Monday, April 27, 2015

What I was feeling when I cheated on George

Oh I was feeling so much when I cheated on George with Tom. I was feeling like a new person, like I had a new lifestyle. Tom had that affected on me. He made me feel like I was actually important and that I mattered in life and could make a difference. I felt rich, elegant, loved, accepted, and magnificent. I was beyond happy with Tom. Just being around him made me feel special. Tom loves me and I love him. We would both leave our significant others, but divorce is not much of an option, unfortunately. But I know what we have is real love, how could it not be.

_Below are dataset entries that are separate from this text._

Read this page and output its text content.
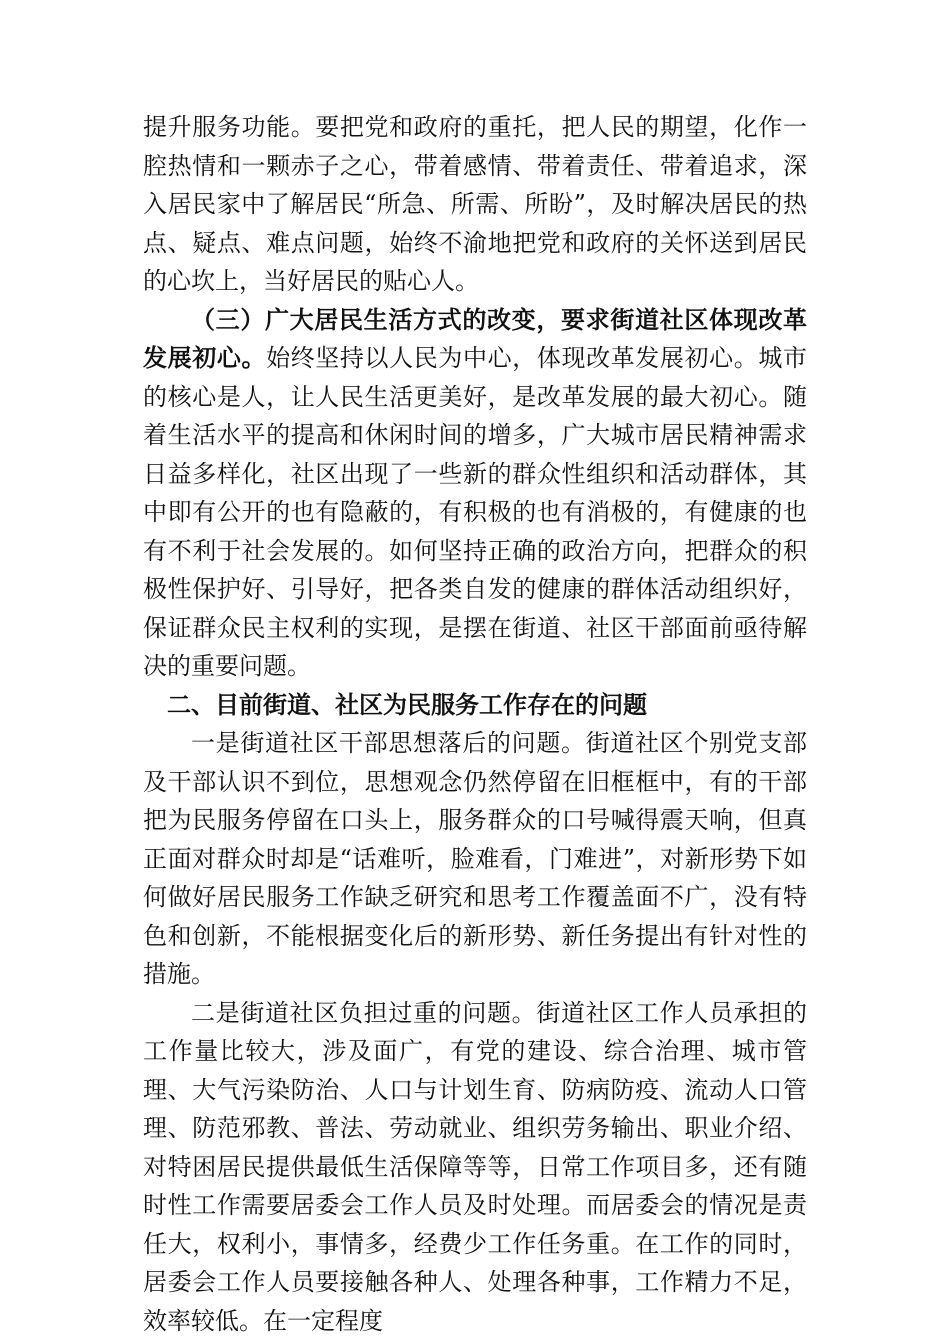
提升服务功能。要把党和政府的重托，把人民的期望，化作一腔热情和一颗赤子之心，带着感情、带着责任、带着追求，深入居民家中了解居民“所急、所需、所盼”，及时解决居民的热点、疑点、难点问题，始终不渝地把党和政府的关怀送到居民的心坎上，当好居民的贴心人。

（三）广大居民生活方式的改变，要求街道社区体现改革发展初心。始终坚持以人民为中心，体现改革发展初心。城市的核心是人，让人民生活更美好，是改革发展的最大初心。随着生活水平的提高和休闲时间的增多，广大城市居民精神需求日益多样化，社区出现了一些新的群众性组织和活动群体，其中即有公开的也有隐蔽的，有积极的也有消极的，有健康的也有不利于社会发展的。如何坚持正确的政治方向，把群众的积极性保护好、引导好，把各类自发的健康的群体活动组织好，保证群众民主权利的实现，是摆在街道、社区干部面前亟待解决的重要问题。

二、目前街道、社区为民服务工作存在的问题

一是街道社区干部思想落后的问题。街道社区个别党支部及干部认识不到位，思想观念仍然停留在旧框框中，有的干部把为民服务停留在口头上，服务群众的口号喊得震天响，但真正面对群众时却是“话难听，脸难看，门难进”，对新形势下如何做好居民服务工作缺乏研究和思考工作覆盖面不广，没有特色和创新，不能根据变化后的新形势、新任务提出有针对性的措施。

二是街道社区负担过重的问题。街道社区工作人员承担的工作量比较大，涉及面广，有党的建设、综合治理、城市管理、大气污染防治、人口与计划生育、防病防疫、流动人口管理、防范邪教、普法、劳动就业、组织劳务输出、职业介绍、对特困居民提供最低生活保障等等，日常工作项目多，还有随时性工作需要居委会工作人员及时处理。而居委会的情况是责任大，权利小，事情多，经费少工作任务重。在工作的同时，居委会工作人员要接触各种人、处理各种事，工作精力不足，效率较低。在一定程度
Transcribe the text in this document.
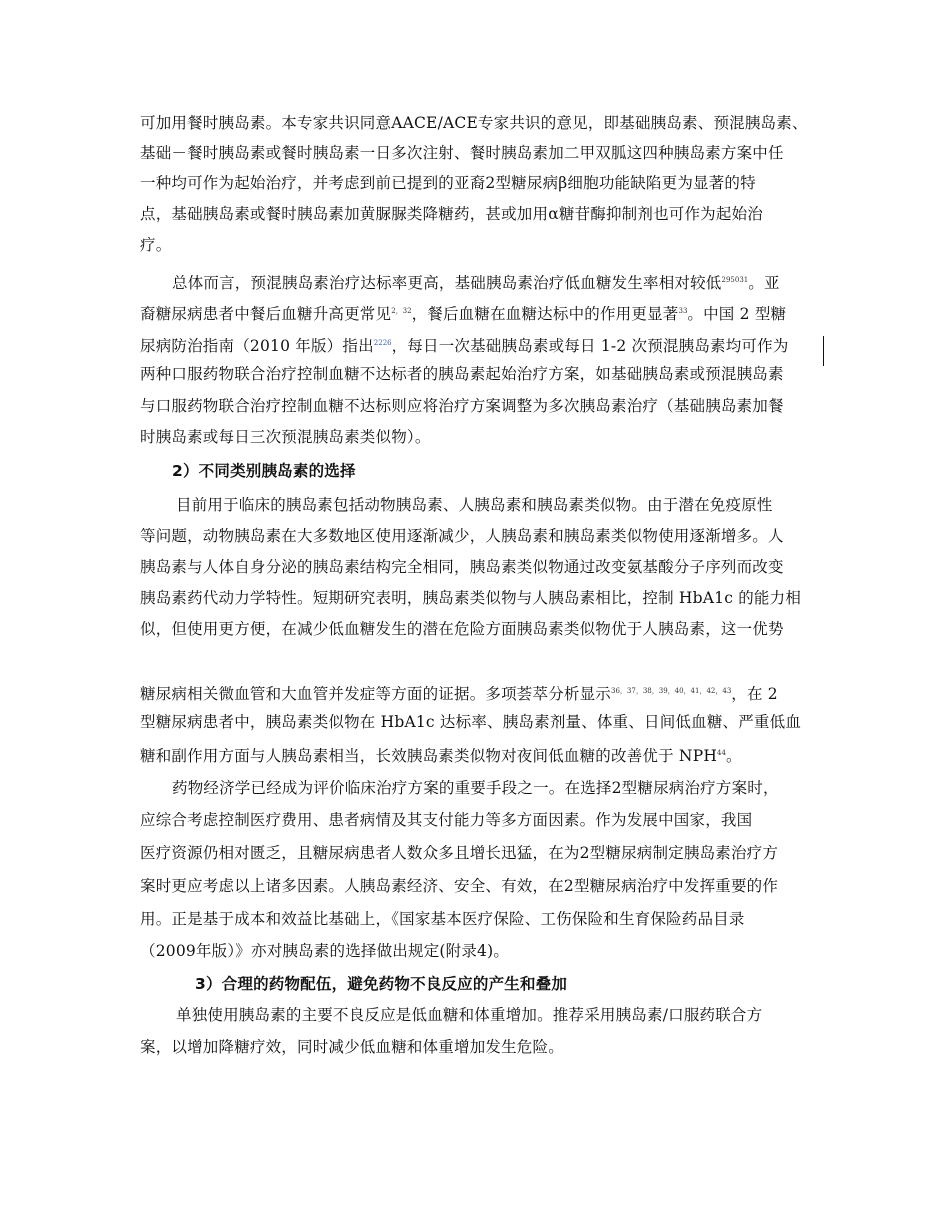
可加用餐时胰岛素。本专家共识同意AACE/ACE专家共识的意见，即基础胰岛素、预混胰岛素、
基础－餐时胰岛素或餐时胰岛素一日多次注射、餐时胰岛素加二甲双胍这四种胰岛素方案中任
一种均可作为起始治疗，并考虑到前已提到的亚裔2型糖尿病β细胞功能缺陷更为显著的特
点，基础胰岛素或餐时胰岛素加黄脲脲类降糖药，甚或加用α糖苷酶抑制剂也可作为起始治
疗。
总体而言，预混胰岛素治疗达标率更高，基础胰岛素治疗低血糖发生率相对较低$^{295031}$。亚
裔糖尿病患者中餐后血糖升高更常见$^{2,32}$，餐后血糖在血糖达标中的作用更显著$^{33}$。中国 2 型糖
尿病防治指南（2010 年版）指出$^{2226}$，每日一次基础胰岛素或每日 1-2 次预混胰岛素均可作为
两种口服药物联合治疗控制血糖不达标者的胰岛素起始治疗方案，如基础胰岛素或预混胰岛素
与口服药物联合治疗控制血糖不达标则应将治疗方案调整为多次胰岛素治疗（基础胰岛素加餐
时胰岛素或每日三次预混胰岛素类似物）。
2）不同类别胰岛素的选择
目前用于临床的胰岛素包括动物胰岛素、人胰岛素和胰岛素类似物。由于潜在免疫原性
等问题，动物胰岛素在大多数地区使用逐渐减少，人胰岛素和胰岛素类似物使用逐渐增多。人
胰岛素与人体自身分泌的胰岛素结构完全相同，胰岛素类似物通过改变氨基酸分子序列而改变
胰岛素药代动力学特性。短期研究表明，胰岛素类似物与人胰岛素相比，控制 HbA1c 的能力相
似，但使用更方便，在减少低血糖发生的潜在危险方面胰岛素类似物优于人胰岛素，这一优势
糖尿病相关微血管和大血管并发症等方面的证据。多项荟萃分析显示$^{36,37,38,39,40,41,42,43}$，在 2
型糖尿病患者中，胰岛素类似物在 HbA1c 达标率、胰岛素剂量、体重、日间低血糖、严重低血
糖和副作用方面与人胰岛素相当，长效胰岛素类似物对夜间低血糖的改善优于 NPH$^{44}$。
药物经济学已经成为评价临床治疗方案的重要手段之一。在选择2型糖尿病治疗方案时，
应综合考虑控制医疗费用、患者病情及其支付能力等多方面因素。作为发展中国家，我国
医疗资源仍相对匮乏，且糖尿病患者人数众多且增长迅猛，在为2型糖尿病制定胰岛素治疗方
案时更应考虑以上诸多因素。人胰岛素经济、安全、有效，在2型糖尿病治疗中发挥重要的作
用。正是基于成本和效益比基础上，《国家基本医疗保险、工伤保险和生育保险药品目录
（2009年版）》亦对胰岛素的选择做出规定(附录4)。
3）合理的药物配伍，避免药物不良反应的产生和叠加
单独使用胰岛素的主要不良反应是低血糖和体重增加。推荐采用胰岛素/口服药联合方
案，以增加降糖疗效，同时减少低血糖和体重增加发生危险。
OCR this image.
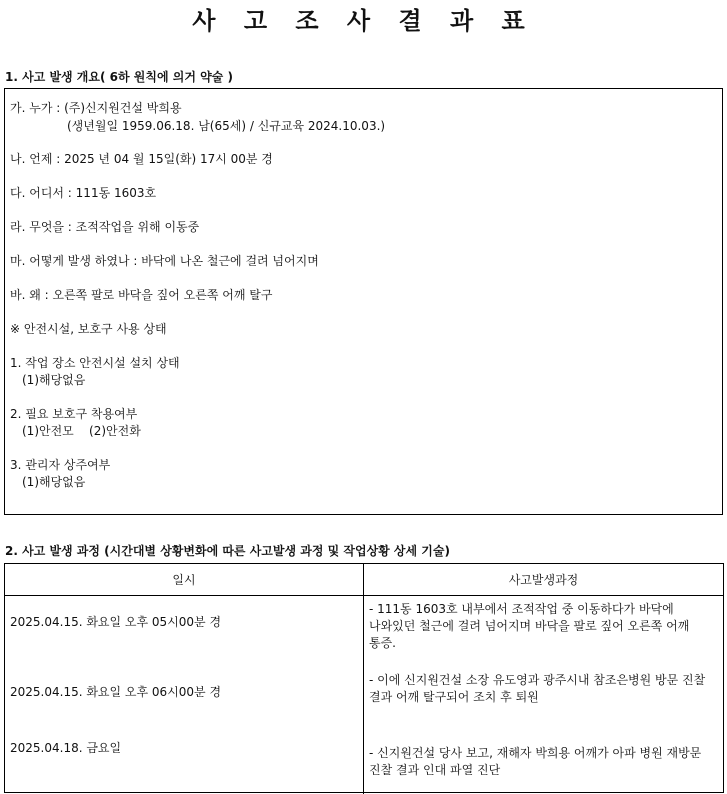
사 고 조 사 결 과 표
1. 사고 발생 개요( 6하 원칙에 의거 약술 )
가. 누가 : (주)신지원건설 박희용
(생년월일 1959.06.18. 남(65세) / 신규교육 2024.10.03.)
나. 언제 : 2025 년 04 월 15일(화) 17시 00분 경
다. 어디서 : 111동 1603호
라. 무엇을 : 조적작업을 위해 이동중
마. 어떻게 발생 하였나 : 바닥에 나온 철근에 걸려 넘어지며
바. 왜 : 오른쪽 팔로 바닥을 짚어 오른쪽 어깨 탈구
※ 안전시설, 보호구 사용 상태
1. 작업 장소 안전시설 설치 상태
(1)해당없음
2. 필요 보호구 착용여부
(1)안전모    (2)안전화
3. 관리자 상주여부
(1)해당없음
2. 사고 발생 과정 (시간대별 상황변화에 따른 사고발생 과정 및 작업상황 상세 기술)
일시	사고발생과정
2025.04.15. 화요일 오후 05시00분 경
- 111동 1603호 내부에서 조적작업 중 이동하다가 바닥에 나와있던 철근에 걸려 넘어지며 바닥을 팔로 짚어 오른쪽 어깨 통증.
2025.04.15. 화요일 오후 06시00분 경
- 이에 신지원건설 소장 유도영과 광주시내 참조은병원 방문 진찰 결과 어깨 탈구되어 조치 후 퇴원
2025.04.18. 금요일	- 신지원건설 당사 보고, 재해자 박희용 어깨가 아파 병원 재방문 진찰 결과 인대 파열 진단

Cheating on George gave me a new rush of adrenaline, that not even Tom could give me. It was a rush I have never felt before and loved to  feel again. Being with Tom and the cheating itself made me feel alive. I felt like I had a purpose in life, even if it was a bad one. Tom made me feel like I was a young girl once again and all my wishes could come true, without a fear in the world. He made me feel safe, this was probably due to his extreme money and wealth. I knew he could get me out of any situation because he loved me so much (and he had lots of money and political power). I felt like I was capable of so much more than just a mundane life with George. I belong with someone who was like me and shared the same mindset and goals. Tom and I had this connection. We felt the same way towards money and social status, it meant everything. Cheating on George, my husband, with Tom, my lover, made me feel like I was becoming who I always knew I was meant to be. He made me feel complete.